Für Beckers haben digitale Technologien „ein riesiges Potential“. Sie sollen die medizinische Versorgung der Menschen verbessern und gleichzeitig die Gesamtkosten des Gesundheitssystems senken.

Zusätzlich zur  Anschubfinanzierung wird Heartbeat Labs Ressourcen bereitstellen: von Technologie- und Produktentwicklungskapazitäten bis hin zum Buchhaltungswesen. Dies soll den Unternehmern helfen, digitale Geschäftsmodelle schnell und nachhaltig auf dem Gesundsheitsmarkt zu etablieren.

Dem neuen Unternehmen kommt gelegen, dass die europäischen Gesundheitsmärkte dabei sind, sich ins digitale Zeitalter vorzuarbeiten. „Wir glauben, dass dies der richtige Zeitpunkt ist, um in den Gesundheitsmarkt zu investieren“, sagt Eckhardt Weber. „Es gibt erste Anzeichen, dass sich die gesetzlichen Voraussetzungen ändern und diese Märkte schrittweise öffnen.“

Verbraucher wollen bessere Versorgung

Heartbeat sieht die Verbraucher auf seiner Seite. „Viele Menschen sind mit der Qualität der medizinischen Versorgung unzufrieden. Sie beklagen lange Wartezeiten und mangelnde Zusammenarbeit zwischen den Gesundheitsdienstleistern“, sagt Dominik Löer, Berater des neuen Unternehmens.

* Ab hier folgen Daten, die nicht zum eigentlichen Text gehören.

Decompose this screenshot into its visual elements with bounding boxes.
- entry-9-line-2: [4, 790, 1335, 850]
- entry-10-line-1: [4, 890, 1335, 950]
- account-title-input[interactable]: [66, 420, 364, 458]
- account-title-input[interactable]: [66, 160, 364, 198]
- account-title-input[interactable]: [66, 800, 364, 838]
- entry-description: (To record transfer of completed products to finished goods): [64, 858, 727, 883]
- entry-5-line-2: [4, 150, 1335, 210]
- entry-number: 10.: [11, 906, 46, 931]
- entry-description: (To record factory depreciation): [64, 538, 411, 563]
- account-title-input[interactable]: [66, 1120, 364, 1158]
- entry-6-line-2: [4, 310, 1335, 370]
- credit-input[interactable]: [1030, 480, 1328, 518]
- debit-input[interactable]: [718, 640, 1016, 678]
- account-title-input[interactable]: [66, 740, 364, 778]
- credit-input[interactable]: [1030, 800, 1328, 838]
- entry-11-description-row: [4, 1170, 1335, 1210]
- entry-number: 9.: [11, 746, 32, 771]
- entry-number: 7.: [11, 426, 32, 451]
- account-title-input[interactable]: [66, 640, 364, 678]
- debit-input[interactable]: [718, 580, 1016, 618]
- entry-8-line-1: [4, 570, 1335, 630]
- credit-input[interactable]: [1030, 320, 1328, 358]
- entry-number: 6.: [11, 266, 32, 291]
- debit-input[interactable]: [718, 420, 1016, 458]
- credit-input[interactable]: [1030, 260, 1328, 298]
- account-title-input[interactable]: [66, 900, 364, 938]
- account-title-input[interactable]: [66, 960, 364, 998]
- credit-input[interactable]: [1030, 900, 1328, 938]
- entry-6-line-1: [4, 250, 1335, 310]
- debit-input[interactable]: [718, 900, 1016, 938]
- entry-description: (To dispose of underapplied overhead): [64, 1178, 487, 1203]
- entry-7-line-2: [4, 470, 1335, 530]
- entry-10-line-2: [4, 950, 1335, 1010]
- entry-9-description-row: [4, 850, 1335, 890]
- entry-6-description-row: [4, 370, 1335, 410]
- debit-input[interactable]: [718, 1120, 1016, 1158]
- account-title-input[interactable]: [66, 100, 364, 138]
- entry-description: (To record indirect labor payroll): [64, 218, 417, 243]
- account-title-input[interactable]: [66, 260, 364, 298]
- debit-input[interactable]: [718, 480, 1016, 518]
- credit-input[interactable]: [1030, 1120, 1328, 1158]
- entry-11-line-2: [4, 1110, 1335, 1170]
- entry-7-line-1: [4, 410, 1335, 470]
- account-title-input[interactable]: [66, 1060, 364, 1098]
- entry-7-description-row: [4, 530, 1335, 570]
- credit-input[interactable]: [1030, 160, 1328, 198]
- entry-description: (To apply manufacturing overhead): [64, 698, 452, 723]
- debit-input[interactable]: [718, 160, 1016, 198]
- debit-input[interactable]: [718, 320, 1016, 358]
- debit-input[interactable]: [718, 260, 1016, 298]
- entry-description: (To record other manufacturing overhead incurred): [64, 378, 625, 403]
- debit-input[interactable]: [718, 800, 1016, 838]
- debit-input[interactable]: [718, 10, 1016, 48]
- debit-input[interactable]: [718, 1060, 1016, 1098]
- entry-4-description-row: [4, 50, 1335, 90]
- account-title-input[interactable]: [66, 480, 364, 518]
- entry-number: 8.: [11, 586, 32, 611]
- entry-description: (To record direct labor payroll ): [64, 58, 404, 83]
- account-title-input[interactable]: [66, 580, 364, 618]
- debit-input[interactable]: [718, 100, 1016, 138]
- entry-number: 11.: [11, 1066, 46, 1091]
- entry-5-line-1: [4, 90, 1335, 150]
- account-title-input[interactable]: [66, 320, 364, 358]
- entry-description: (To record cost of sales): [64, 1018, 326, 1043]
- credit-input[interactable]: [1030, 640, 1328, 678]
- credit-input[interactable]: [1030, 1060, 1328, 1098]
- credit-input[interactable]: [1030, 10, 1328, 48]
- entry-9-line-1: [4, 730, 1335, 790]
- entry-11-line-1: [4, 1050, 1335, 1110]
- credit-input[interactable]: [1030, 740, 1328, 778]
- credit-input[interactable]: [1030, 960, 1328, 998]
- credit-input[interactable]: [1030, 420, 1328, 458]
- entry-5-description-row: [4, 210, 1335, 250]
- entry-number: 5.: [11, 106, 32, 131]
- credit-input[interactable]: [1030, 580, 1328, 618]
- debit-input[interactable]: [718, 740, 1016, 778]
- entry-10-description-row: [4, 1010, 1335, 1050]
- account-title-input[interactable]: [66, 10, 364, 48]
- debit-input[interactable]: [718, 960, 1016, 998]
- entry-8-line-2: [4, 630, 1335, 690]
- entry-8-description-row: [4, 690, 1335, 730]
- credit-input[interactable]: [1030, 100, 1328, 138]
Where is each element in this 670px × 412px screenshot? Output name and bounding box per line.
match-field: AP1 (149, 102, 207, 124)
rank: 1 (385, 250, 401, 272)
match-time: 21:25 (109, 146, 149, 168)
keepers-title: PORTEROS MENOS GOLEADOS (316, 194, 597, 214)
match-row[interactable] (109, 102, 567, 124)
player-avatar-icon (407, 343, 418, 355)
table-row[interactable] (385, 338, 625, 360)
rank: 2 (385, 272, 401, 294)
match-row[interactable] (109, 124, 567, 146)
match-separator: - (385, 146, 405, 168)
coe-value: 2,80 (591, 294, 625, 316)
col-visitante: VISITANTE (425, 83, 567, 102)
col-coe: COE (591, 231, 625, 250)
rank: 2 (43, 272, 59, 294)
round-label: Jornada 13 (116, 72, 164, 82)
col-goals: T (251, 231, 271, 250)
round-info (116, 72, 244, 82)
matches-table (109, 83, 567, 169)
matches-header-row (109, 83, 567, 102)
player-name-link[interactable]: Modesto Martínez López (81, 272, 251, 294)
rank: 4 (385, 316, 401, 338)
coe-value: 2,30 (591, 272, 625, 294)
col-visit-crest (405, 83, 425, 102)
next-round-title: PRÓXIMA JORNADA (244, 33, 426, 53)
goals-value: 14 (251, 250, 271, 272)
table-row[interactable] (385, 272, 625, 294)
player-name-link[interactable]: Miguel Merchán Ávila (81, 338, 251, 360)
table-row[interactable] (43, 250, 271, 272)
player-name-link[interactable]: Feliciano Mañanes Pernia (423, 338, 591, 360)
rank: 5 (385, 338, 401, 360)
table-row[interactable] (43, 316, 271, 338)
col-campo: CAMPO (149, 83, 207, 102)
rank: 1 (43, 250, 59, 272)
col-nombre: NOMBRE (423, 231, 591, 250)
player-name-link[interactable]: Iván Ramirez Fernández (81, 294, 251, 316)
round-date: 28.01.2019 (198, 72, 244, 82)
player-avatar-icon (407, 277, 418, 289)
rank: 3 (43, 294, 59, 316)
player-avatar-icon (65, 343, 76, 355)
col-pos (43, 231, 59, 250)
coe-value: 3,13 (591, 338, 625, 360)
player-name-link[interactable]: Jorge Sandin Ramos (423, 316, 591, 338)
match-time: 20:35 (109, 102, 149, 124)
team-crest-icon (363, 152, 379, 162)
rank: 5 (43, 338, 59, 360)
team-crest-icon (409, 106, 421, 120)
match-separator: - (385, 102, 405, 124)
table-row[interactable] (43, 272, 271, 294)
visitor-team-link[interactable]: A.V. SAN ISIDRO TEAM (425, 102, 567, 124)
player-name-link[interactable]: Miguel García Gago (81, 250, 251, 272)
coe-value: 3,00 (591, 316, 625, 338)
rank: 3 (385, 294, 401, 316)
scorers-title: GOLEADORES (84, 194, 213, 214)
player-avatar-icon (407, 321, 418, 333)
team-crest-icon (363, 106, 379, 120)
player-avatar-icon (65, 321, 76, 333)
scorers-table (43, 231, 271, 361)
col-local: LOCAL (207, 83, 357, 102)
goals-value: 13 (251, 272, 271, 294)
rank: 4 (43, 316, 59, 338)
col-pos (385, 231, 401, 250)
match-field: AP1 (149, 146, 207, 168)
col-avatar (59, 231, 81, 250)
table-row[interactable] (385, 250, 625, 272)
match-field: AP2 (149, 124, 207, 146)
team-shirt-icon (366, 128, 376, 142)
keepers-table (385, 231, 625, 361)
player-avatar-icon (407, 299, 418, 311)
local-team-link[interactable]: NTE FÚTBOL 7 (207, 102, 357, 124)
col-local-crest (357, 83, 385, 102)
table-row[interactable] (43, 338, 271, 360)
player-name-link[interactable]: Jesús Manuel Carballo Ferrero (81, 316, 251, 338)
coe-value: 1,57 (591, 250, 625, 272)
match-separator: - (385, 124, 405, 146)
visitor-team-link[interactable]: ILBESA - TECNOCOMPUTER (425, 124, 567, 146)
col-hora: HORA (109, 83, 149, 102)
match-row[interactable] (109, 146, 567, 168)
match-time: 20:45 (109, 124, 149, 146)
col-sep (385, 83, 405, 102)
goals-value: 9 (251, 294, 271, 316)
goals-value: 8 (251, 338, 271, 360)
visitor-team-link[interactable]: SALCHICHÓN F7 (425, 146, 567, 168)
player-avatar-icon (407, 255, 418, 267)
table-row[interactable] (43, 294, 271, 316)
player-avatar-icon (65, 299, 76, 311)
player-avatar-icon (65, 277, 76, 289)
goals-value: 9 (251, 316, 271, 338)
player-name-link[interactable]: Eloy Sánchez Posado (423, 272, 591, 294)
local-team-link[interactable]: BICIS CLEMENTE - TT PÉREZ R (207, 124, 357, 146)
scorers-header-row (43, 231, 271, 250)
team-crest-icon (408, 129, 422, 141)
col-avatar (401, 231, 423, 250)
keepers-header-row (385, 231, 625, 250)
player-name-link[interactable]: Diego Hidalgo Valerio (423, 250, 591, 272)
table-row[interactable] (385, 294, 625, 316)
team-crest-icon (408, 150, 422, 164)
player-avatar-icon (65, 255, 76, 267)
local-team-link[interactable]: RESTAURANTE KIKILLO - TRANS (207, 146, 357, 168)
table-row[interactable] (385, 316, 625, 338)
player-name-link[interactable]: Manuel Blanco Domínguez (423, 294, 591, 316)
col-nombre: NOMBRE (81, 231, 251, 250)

Marktstudien bestätigen den Trend: Das Bankhaus Berenberg hat errechnet, dass der globale digitale Gesundheitsmarkt voraussichtlich mit einer jährlichen Rate von 19 Prozent wachsen wird. Für das Jahr 2026 ist ein Volumen von 140 Milliarden Dollar geplant.

Der europäische Markt hinkt der Entwicklung bisher hinterher. Dies ändert sich gerade: Das Beratungsunternehmen Deloitte geht davon aus, dass Europa schon 2018 die USA als den größten digitalen  Gesundheitsmarkt überholen wird.

Das geschieht nicht nur durch die Eigendynamik der Branchen. Vielmehr wächst der Kostendruck auf das Gesundheitssystem, was auch die Versicherungswirtschaft für digitale Lösungen empfänglich macht.